As we came back down into Springdale, we figured it was time for another motel. I snagged one of the last rooms in the lovely Zion Park Motel, where we took advantage of the nearby launderette to wash all our clothes. The next morning, we grabbed breakfast at the restaurant next door and headed back up to the canyon on the bus. We had decided to hike to Scouts Overlook, which is the starting point for Angels Landing. A ranger we met on the way up recommended we walk the West Rim, and it didn’t disappoint. Equally steep drops, but without the crowds. We also had a look down The Narrows, which would’ve been fantastic, but we hadn’t realised preparation (and equipment!) was required.

Back in town, we picked up a few souvenirs and headed on our way. We stopped to try a prickly pear smoothie and visit a tourist shop done up as an old Western town with a petting zoo. Cristian finally met some alpacas! Our next (and last) stop was the Valley of Fire, so we tried to fit in as much as possible. We did the scenic drive and the Fire Wave hike, followed by quick stops at as many attractions as possible — the park closed at sunset, and it was already getting late.

Finally, we made it out of the park and found a spot to spend the night. Unfortunately, our first stop was beside a grumpy old man, who started berating us for parking too close (if you consider 10m too close). No problem, we found a much better spot away from his negativity. But it’s one of the mysteries to me on this trip — Americans have a reputation for friendliness, but apart from people in the service industry, who have vested interest in getting a tip, most of the people we encountered weren’t very nice.

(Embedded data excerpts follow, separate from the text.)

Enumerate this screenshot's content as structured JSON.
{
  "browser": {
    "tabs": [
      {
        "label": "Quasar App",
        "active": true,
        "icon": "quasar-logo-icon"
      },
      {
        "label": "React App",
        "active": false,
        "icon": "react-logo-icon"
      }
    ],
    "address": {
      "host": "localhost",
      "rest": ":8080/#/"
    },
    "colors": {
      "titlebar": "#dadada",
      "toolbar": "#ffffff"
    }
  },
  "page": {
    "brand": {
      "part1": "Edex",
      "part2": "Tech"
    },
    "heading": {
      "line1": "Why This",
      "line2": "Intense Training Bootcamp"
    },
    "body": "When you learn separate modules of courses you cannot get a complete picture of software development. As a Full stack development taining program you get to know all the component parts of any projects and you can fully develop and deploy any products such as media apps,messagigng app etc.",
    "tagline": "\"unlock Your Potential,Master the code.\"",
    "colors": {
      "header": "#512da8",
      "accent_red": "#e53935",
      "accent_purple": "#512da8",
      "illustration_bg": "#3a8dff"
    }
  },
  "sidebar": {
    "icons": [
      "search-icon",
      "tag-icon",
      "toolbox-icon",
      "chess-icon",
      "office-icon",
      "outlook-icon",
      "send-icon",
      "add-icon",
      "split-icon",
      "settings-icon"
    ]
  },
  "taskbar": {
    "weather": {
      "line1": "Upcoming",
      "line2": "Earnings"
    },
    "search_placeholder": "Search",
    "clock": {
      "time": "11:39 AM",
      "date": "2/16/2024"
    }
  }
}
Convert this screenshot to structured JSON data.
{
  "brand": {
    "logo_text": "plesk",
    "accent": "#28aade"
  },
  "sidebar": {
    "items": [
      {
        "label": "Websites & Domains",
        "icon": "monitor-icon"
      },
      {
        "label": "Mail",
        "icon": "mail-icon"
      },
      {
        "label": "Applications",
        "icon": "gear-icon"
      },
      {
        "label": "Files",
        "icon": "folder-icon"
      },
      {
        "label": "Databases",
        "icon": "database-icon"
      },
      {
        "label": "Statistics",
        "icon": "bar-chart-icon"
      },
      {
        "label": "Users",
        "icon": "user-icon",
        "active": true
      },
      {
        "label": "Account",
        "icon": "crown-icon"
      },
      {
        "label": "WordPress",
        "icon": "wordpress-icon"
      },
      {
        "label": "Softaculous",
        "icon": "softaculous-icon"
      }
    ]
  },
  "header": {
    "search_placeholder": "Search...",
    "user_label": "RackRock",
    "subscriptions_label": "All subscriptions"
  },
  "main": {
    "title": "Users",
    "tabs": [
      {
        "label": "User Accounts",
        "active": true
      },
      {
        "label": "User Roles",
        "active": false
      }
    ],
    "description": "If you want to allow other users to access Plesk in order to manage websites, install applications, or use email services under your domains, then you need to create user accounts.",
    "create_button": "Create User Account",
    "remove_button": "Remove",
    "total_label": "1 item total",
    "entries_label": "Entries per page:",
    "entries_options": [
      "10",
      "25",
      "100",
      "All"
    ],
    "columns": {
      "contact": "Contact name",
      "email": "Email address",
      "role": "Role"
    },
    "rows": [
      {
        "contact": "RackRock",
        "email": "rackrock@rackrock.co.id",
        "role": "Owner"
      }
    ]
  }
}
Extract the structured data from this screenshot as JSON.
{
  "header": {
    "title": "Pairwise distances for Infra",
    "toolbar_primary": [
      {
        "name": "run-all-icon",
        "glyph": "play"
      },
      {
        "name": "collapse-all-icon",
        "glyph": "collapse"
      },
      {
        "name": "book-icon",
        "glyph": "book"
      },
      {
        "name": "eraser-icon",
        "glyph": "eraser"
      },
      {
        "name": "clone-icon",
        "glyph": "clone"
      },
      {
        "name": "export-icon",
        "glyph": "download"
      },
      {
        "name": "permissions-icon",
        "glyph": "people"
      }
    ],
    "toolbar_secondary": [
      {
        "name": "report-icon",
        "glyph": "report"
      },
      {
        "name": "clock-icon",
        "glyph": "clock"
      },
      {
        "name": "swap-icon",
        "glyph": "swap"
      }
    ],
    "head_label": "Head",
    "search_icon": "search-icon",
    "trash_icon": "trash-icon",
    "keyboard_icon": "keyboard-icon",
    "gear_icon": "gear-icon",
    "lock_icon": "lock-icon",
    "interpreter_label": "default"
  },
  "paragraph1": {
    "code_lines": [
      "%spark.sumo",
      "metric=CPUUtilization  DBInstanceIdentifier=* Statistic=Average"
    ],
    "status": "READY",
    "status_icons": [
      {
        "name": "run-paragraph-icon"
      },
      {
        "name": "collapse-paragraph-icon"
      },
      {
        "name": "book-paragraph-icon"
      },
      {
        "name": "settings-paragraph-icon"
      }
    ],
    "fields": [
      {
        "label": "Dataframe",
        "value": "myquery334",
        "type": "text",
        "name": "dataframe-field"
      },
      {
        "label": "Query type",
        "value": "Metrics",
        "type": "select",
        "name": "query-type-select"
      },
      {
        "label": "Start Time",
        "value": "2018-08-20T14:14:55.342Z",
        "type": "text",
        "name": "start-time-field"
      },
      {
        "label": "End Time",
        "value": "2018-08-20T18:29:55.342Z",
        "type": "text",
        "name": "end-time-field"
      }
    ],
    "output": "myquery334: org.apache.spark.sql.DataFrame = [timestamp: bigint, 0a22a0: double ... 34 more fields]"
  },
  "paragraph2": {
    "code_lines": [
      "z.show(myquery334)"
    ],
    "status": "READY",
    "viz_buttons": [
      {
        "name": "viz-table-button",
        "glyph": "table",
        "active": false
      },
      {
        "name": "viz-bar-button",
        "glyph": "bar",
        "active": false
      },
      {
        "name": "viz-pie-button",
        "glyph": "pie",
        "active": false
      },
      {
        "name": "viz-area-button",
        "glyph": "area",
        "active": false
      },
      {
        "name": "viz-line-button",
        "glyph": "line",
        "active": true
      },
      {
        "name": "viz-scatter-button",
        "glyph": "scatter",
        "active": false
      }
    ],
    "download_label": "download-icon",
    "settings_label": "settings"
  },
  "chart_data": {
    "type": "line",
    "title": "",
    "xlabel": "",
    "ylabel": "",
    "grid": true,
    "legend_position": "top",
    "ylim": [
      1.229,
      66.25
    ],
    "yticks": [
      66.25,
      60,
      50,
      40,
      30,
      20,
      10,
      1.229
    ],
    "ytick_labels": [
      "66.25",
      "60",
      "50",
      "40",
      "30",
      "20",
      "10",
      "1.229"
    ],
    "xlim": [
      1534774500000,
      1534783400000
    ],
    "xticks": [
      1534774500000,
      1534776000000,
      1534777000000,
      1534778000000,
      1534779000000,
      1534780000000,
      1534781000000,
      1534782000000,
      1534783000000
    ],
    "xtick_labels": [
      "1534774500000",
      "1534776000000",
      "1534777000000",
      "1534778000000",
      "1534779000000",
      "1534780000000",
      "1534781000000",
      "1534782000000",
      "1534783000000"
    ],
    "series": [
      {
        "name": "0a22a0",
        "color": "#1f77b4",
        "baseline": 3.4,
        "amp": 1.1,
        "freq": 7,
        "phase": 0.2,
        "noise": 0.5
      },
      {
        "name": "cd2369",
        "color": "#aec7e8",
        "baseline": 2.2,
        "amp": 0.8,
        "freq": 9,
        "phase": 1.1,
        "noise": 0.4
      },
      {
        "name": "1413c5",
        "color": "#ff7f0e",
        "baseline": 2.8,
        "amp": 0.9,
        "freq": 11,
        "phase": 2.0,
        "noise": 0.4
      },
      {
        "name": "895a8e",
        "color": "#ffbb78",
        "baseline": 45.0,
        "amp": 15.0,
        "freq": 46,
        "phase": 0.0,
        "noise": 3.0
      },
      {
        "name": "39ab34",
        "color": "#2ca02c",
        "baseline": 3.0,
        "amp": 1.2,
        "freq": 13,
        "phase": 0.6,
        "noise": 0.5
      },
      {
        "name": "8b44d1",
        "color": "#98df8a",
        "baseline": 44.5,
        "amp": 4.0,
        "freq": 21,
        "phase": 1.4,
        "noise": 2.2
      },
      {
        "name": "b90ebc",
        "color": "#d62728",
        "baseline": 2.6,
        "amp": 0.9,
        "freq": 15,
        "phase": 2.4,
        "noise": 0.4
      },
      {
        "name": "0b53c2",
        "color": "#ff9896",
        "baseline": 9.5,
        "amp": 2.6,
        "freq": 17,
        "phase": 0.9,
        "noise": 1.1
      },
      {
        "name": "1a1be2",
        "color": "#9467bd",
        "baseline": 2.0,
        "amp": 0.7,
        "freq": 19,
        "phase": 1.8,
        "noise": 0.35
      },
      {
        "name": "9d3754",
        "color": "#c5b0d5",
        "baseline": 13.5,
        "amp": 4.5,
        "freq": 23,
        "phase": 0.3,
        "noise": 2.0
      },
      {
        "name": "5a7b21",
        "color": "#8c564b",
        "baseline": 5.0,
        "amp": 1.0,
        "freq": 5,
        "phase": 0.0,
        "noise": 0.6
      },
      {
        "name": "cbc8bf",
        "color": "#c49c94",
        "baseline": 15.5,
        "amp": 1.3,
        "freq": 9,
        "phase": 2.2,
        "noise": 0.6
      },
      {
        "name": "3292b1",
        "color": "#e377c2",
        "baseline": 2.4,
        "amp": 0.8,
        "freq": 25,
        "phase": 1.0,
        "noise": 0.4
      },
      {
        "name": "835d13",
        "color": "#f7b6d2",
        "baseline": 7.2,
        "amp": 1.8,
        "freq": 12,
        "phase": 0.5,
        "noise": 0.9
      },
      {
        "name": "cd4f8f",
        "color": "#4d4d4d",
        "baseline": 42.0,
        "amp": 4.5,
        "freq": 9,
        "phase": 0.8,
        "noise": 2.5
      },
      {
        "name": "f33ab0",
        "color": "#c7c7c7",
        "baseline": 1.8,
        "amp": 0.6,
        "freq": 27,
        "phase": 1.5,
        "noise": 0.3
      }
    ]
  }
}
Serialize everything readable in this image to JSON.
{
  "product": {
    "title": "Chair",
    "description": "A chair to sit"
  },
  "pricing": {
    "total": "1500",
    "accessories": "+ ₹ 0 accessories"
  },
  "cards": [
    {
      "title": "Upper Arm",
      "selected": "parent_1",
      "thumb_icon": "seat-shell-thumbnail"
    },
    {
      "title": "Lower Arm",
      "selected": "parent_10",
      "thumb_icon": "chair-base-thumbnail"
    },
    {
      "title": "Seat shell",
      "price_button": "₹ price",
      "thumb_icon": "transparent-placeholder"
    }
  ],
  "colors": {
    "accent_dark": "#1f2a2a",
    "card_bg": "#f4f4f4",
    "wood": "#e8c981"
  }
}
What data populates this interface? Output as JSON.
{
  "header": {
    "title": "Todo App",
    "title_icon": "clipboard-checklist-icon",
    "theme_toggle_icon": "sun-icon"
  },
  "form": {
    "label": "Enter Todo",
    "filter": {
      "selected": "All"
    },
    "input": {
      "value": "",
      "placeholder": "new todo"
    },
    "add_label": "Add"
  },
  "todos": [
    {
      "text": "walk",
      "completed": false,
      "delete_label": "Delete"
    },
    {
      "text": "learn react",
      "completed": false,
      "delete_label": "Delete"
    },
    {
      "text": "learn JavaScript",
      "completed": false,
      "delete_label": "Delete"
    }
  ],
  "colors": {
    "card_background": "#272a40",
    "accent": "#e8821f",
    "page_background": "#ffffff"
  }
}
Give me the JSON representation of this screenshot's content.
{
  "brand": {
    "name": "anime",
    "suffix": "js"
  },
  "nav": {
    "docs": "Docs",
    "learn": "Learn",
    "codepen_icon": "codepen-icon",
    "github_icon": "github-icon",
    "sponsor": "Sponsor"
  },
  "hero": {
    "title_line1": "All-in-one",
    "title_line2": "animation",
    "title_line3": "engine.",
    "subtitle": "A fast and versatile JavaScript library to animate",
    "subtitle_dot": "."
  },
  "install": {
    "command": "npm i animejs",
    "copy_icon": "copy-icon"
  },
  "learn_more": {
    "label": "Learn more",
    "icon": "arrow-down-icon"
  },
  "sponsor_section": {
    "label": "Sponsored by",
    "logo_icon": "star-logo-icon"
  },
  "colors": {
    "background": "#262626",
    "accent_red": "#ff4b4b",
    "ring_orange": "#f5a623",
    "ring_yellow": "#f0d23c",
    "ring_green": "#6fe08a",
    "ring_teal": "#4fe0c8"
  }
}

We woke early again and drove straight to return our car. We then grabbed breakfast, put our bags into storage, and walked straight to the pick up point for our Hoover Dam tour. The tour guide was very knowledgeable — her grandfather had worked on the Dam back in the 30s and never called it after the President he felt betrayed them, preferring to use its original name of “Boulder Dam”. Too bad the tour was very quick, with only three short stops at great height, so we didn’t see very much before it was time to head back.

Back in Vegas, it had started raining (to the delight of the locals), so we stayed indoors. We had a tasty lunch at Buddy V’s and decided to try our luck at the Venetian casino. Our budget was $20 each. We sat down at the roulette table and won a combined $15…only to lose it along with everything else within five minutes. Still, at least we got a voucher saying our winnings (read: balance) was $0.15, which I think I’ll frame to remind ourselves of the ills of gambling.

We wandered around some more, checked out the Sphere — which, interestingly enough, they wanted to build one of in London and didn’t get permission — and got absolutely drenched walking back to pick up our bags. The flight back was uneventful, just sleep and F1 documentaries. But all in all, a real one-in-a-lifetime experience.